Besides helping us to route traffic to specific services, we also encountered a very responsive and welcoming community. On a few occasions, we needed help and asked questions on the Linkerd Slack channel and got answers fairly quickly. We submitted a few bug reports and a PR, and the maintainers were always responsive.
Reducing friction and developer cycle time
Our new deployment process minimized friction and decreased cycle time. And that is business-critical for Plaid. After all, we are a tech company, and when there’s an issue or a feature request, we must move at a tech-industry pace.
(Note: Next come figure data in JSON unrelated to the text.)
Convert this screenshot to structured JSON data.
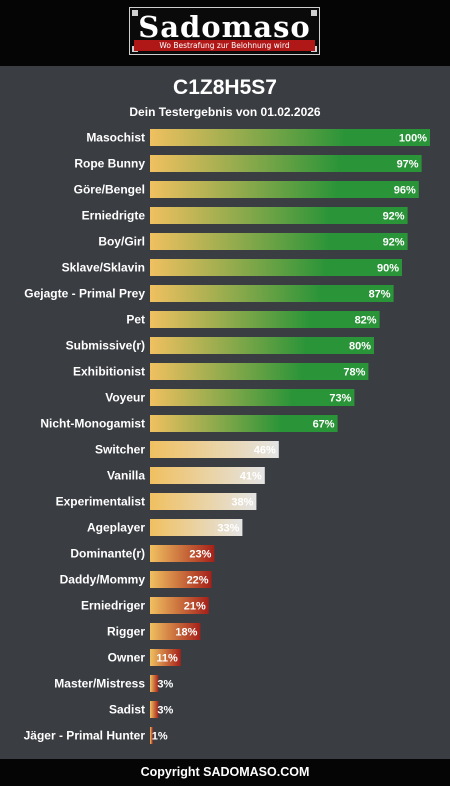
{
  "header": {
    "logo_text": "Sadomaso",
    "logo_tagline": "Wo Bestrafung zur Belohnung wird"
  },
  "result": {
    "code": "C1Z8H5S7",
    "subtitle": "Dein Testergebnis von 01.02.2026"
  },
  "footer": {
    "copyright": "Copyright SADOMASO.COM"
  },
  "colors": {
    "background": "#3a3d42",
    "bar_start": "#f0c060",
    "green": "#2a9438",
    "light": "#e4e4e4",
    "red": "#a5201a"
  },
  "chart_data": {
    "type": "bar",
    "orientation": "horizontal",
    "title": "C1Z8H5S7",
    "subtitle": "Dein Testergebnis von 01.02.2026",
    "xlim": [
      0,
      100
    ],
    "unit": "%",
    "grid": false,
    "legend": "none",
    "categories": [
      "Masochist",
      "Rope Bunny",
      "Göre/Bengel",
      "Erniedrigte",
      "Boy/Girl",
      "Sklave/Sklavin",
      "Gejagte - Primal Prey",
      "Pet",
      "Submissive(r)",
      "Exhibitionist",
      "Voyeur",
      "Nicht-Monogamist",
      "Switcher",
      "Vanilla",
      "Experimentalist",
      "Ageplayer",
      "Dominante(r)",
      "Daddy/Mommy",
      "Erniedriger",
      "Rigger",
      "Owner",
      "Master/Mistress",
      "Sadist",
      "Jäger - Primal Hunter"
    ],
    "values": [
      100,
      97,
      96,
      92,
      92,
      90,
      87,
      82,
      80,
      78,
      73,
      67,
      46,
      41,
      38,
      33,
      23,
      22,
      21,
      18,
      11,
      3,
      3,
      1
    ],
    "value_labels": [
      "100%",
      "97%",
      "96%",
      "92%",
      "92%",
      "90%",
      "87%",
      "82%",
      "80%",
      "78%",
      "73%",
      "67%",
      "46%",
      "41%",
      "38%",
      "33%",
      "23%",
      "22%",
      "21%",
      "18%",
      "11%",
      "3%",
      "3%",
      "1%"
    ],
    "color_groups": [
      "green",
      "green",
      "green",
      "green",
      "green",
      "green",
      "green",
      "green",
      "green",
      "green",
      "green",
      "green",
      "light",
      "light",
      "light",
      "light",
      "red",
      "red",
      "red",
      "red",
      "red",
      "red",
      "red",
      "red"
    ]
  }
}
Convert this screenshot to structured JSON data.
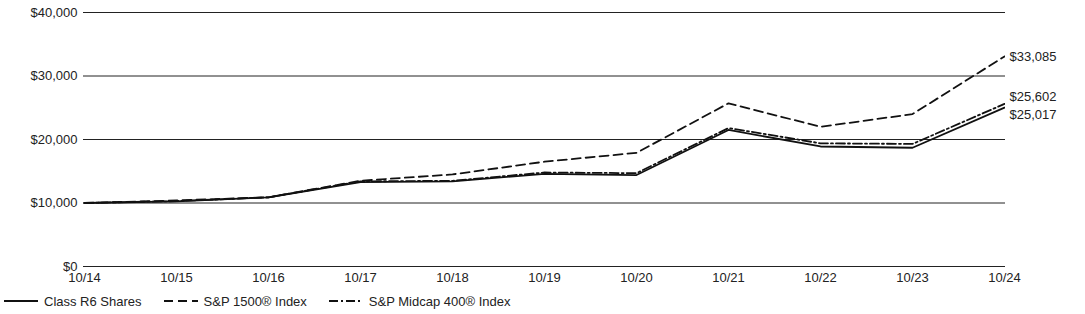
{
  "chart_data": {
    "type": "line",
    "x": [
      "10/14",
      "10/15",
      "10/16",
      "10/17",
      "10/18",
      "10/19",
      "10/20",
      "10/21",
      "10/22",
      "10/23",
      "10/24"
    ],
    "series": [
      {
        "name": "Class R6 Shares",
        "color": "#111111",
        "line_style": "solid",
        "values": [
          10000,
          10250,
          10900,
          13300,
          13400,
          14600,
          14400,
          21500,
          18900,
          18700,
          25017
        ]
      },
      {
        "name": "S&P 1500® Index",
        "color": "#111111",
        "line_style": "dashed",
        "values": [
          10000,
          10400,
          10900,
          13500,
          14500,
          16500,
          17900,
          25700,
          22000,
          24000,
          33085
        ]
      },
      {
        "name": "S&P Midcap 400® Index",
        "color": "#111111",
        "line_style": "dashdot",
        "values": [
          10000,
          10300,
          10900,
          13400,
          13500,
          14800,
          14700,
          21800,
          19400,
          19300,
          25602
        ]
      }
    ],
    "ylim": [
      0,
      40000
    ],
    "yticks": [
      {
        "value": 0,
        "label": "$0"
      },
      {
        "value": 10000,
        "label": "$10,000"
      },
      {
        "value": 20000,
        "label": "$20,000"
      },
      {
        "value": 30000,
        "label": "$30,000"
      },
      {
        "value": 40000,
        "label": "$40,000"
      }
    ],
    "grid": true,
    "legend": "bottom-left",
    "annotations": [
      {
        "x": "10/24",
        "y": 33085,
        "text": "$33,085"
      },
      {
        "x": "10/24",
        "y": 25602,
        "text": "$25,602"
      },
      {
        "x": "10/24",
        "y": 25017,
        "text": "$25,017"
      }
    ]
  }
}
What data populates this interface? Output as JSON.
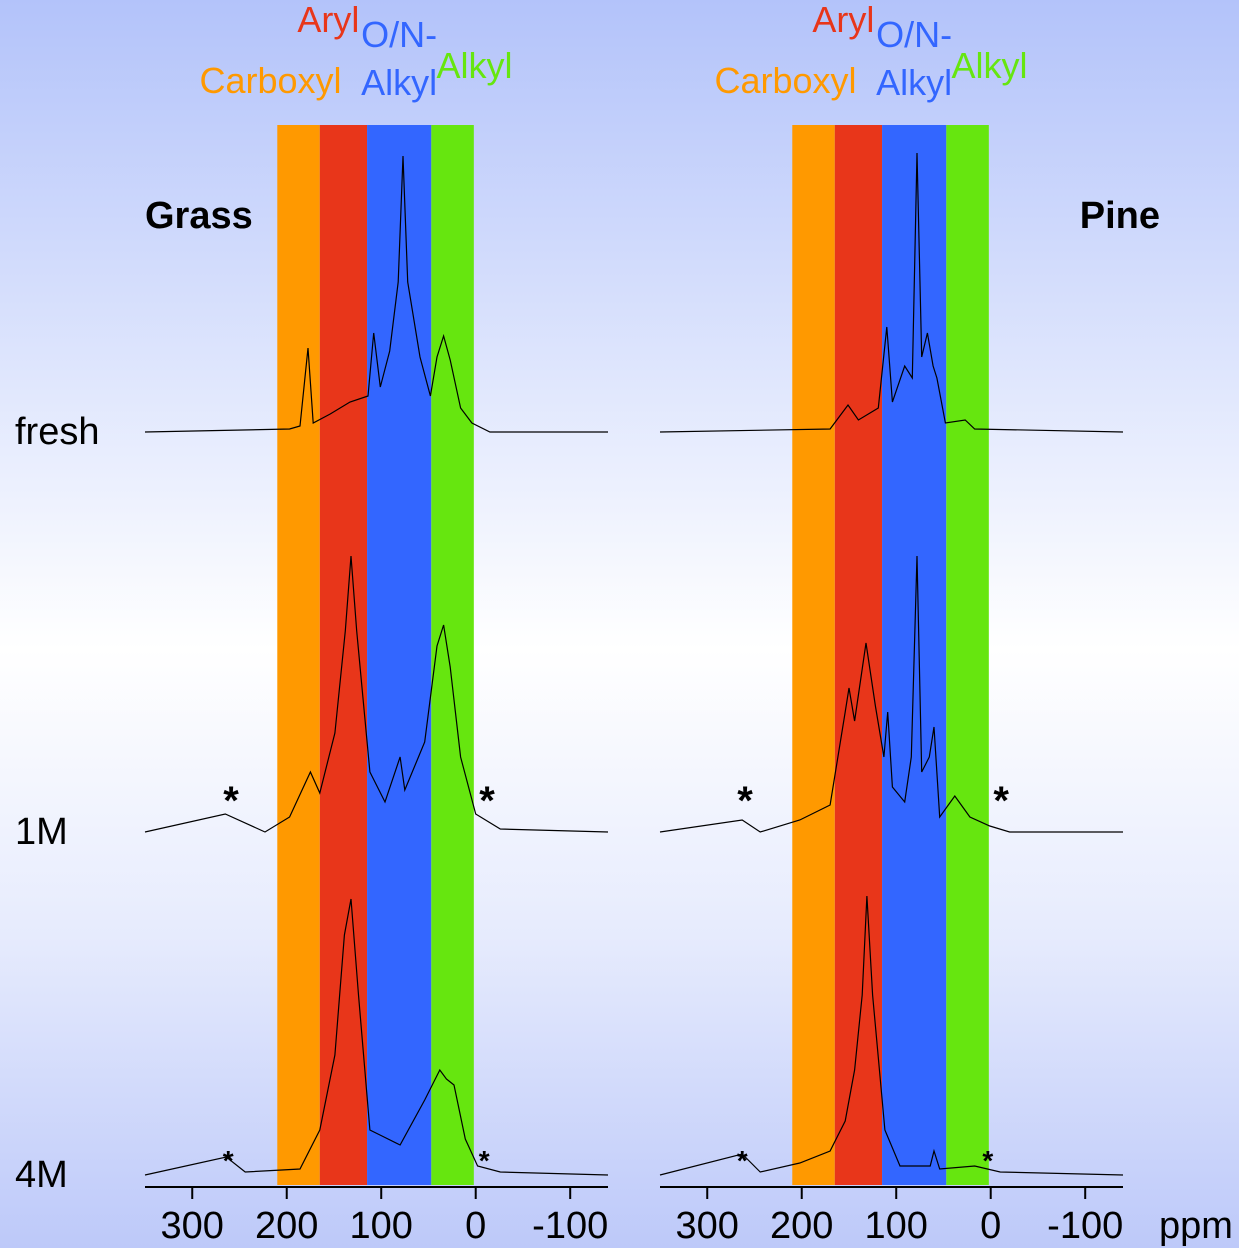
{
  "chart_data": [
    {
      "type": "line",
      "title": "Grass",
      "xlim": [
        350,
        -140
      ],
      "xticks": [
        300,
        200,
        100,
        0,
        -100
      ],
      "regions": [
        {
          "name": [
            "Carboxyl"
          ],
          "color": "#ff9900",
          "range": [
            210,
            165
          ]
        },
        {
          "name": [
            "Aryl"
          ],
          "color": "#e8361a",
          "range": [
            165,
            115
          ]
        },
        {
          "name": [
            "O/N-",
            "Alkyl"
          ],
          "color": "#3366ff",
          "range": [
            115,
            47
          ]
        },
        {
          "name": [
            "Alkyl"
          ],
          "color": "#66e60f",
          "range": [
            47,
            2
          ]
        }
      ],
      "series": [
        {
          "name": "fresh",
          "color": "#000000",
          "x": [
            350,
            197,
            186,
            177.5,
            172,
            154,
            133,
            114,
            108,
            101,
            91,
            82,
            77,
            72,
            59,
            48,
            41,
            34,
            27,
            16,
            4,
            -15,
            -140
          ],
          "values": [
            0,
            1,
            2,
            28,
            3,
            6,
            10,
            12,
            33,
            15,
            27,
            50,
            92,
            50,
            25,
            12,
            25,
            32,
            24,
            8,
            3,
            0,
            0
          ]
        },
        {
          "name": "1M",
          "color": "#000000",
          "x": [
            350,
            265,
            223,
            197,
            175,
            165,
            149,
            138,
            132,
            126,
            112,
            96,
            80,
            75,
            54,
            41,
            34,
            27,
            16,
            0,
            -26,
            -140
          ],
          "values": [
            0,
            6,
            0,
            5,
            20,
            13,
            33,
            67,
            92,
            67,
            20,
            10,
            25,
            14,
            30,
            62,
            69,
            55,
            25,
            6,
            1,
            0
          ]
        },
        {
          "name": "4M",
          "color": "#000000",
          "x": [
            350,
            264,
            244,
            186,
            165,
            149,
            139,
            132,
            124,
            112,
            80,
            54,
            38,
            31,
            23,
            11,
            -2,
            -26,
            -140
          ],
          "values": [
            0,
            6,
            1,
            2,
            15,
            40,
            80,
            92,
            60,
            15,
            10,
            25,
            35,
            32,
            30,
            12,
            3,
            1,
            0
          ]
        }
      ],
      "annotations": [
        {
          "text": "*",
          "series": 1,
          "x": 259
        },
        {
          "text": "*",
          "series": 1,
          "x": -12
        },
        {
          "text": "*",
          "series": 2,
          "x": 262
        },
        {
          "text": "*",
          "series": 2,
          "x": -9
        }
      ]
    },
    {
      "type": "line",
      "title": "Pine",
      "xlim": [
        350,
        -140
      ],
      "xticks": [
        300,
        200,
        100,
        0,
        -100
      ],
      "xlabel": "ppm",
      "regions": [
        {
          "name": [
            "Carboxyl"
          ],
          "color": "#ff9900",
          "range": [
            210,
            165
          ]
        },
        {
          "name": [
            "Aryl"
          ],
          "color": "#e8361a",
          "range": [
            165,
            115
          ]
        },
        {
          "name": [
            "O/N-",
            "Alkyl"
          ],
          "color": "#3366ff",
          "range": [
            115,
            47
          ]
        },
        {
          "name": [
            "Alkyl"
          ],
          "color": "#66e60f",
          "range": [
            47,
            2
          ]
        }
      ],
      "series": [
        {
          "color": "#000000",
          "x": [
            350,
            170,
            151,
            140,
            119,
            110,
            104,
            91,
            83,
            78,
            73,
            67,
            61,
            57,
            48,
            27,
            17,
            -140
          ],
          "values": [
            0,
            1,
            9,
            4,
            8,
            35,
            10,
            22,
            18,
            93,
            25,
            33,
            22,
            18,
            3,
            4,
            1,
            0
          ]
        },
        {
          "color": "#000000",
          "x": [
            350,
            263,
            244,
            202,
            170,
            154,
            150,
            144,
            132,
            122,
            113,
            109,
            104,
            91,
            84,
            78,
            73,
            65,
            60,
            54,
            38,
            22,
            1,
            -20,
            -140
          ],
          "values": [
            0,
            4,
            0,
            4,
            9,
            40,
            48,
            37,
            63,
            42,
            25,
            40,
            15,
            10,
            25,
            92,
            20,
            25,
            35,
            5,
            12,
            5,
            2,
            0,
            0
          ]
        },
        {
          "color": "#000000",
          "x": [
            350,
            263,
            244,
            202,
            170,
            154,
            144,
            136,
            131,
            125,
            112,
            96,
            64,
            60,
            54,
            17,
            -10,
            -140
          ],
          "values": [
            0,
            7,
            1,
            4,
            8,
            18,
            35,
            60,
            93,
            60,
            15,
            3,
            3,
            8,
            2,
            3,
            1,
            0
          ]
        }
      ],
      "annotations": [
        {
          "text": "*",
          "series": 1,
          "x": 260
        },
        {
          "text": "*",
          "series": 1,
          "x": -11
        },
        {
          "text": "*",
          "series": 2,
          "x": 263
        },
        {
          "text": "*",
          "series": 2,
          "x": 3
        }
      ]
    }
  ]
}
With hundreds of services and hundreds of developers, that means supporting a self-service deployment pipeline that’s still safe enough for the financial sector.
Today, deployments don’t require manual intervention, and we minimized the number of bugs that reach production by automatically rolling bad code back without requiring human intervention.
We are all open source fans and use multiple CNCF projects, including Kubernetes, of course, Cilium for our CNI, Helm for some installation management, Prometheus and Thanos for monitoring, and Argo Rollouts for CD. We also use NGINX as our ingress, and Atlantis (with Terraform) for infrastructure configuration.
Hundreds releases per day across hundreds of services
Today, we are doing hundreds of releases a day, across hundreds of services, with seamless automatic monitoring and rollbacks if needed. For most developers, this means they can simply submit a pull request, and the new version of their service is active and running with no further attention from them. All that in less than 30 minutes from merging to production. And This happens worldwide, across AZs, with no additional effort. We’re confident that, what is in git, is running in production. Preventing state drift has saved us from many problems. We’ve also caught several configuration bugs that are detectable only in production.
We achieved that by using Linkerd’s Argo Rollouts integration, allowing for smooth, automated canary releases for every service, every time. Developers interact with Argo. it’s rare for them to even need to think about the mesh. The mesh just transparently provides everything that Argo needs to do clean canary deployments anywhere at all in our call graph.
This setup has been great. And the fact that we are able to safely deploy code later in the day or on weekends has reduced our team’s stress levels immeasurably.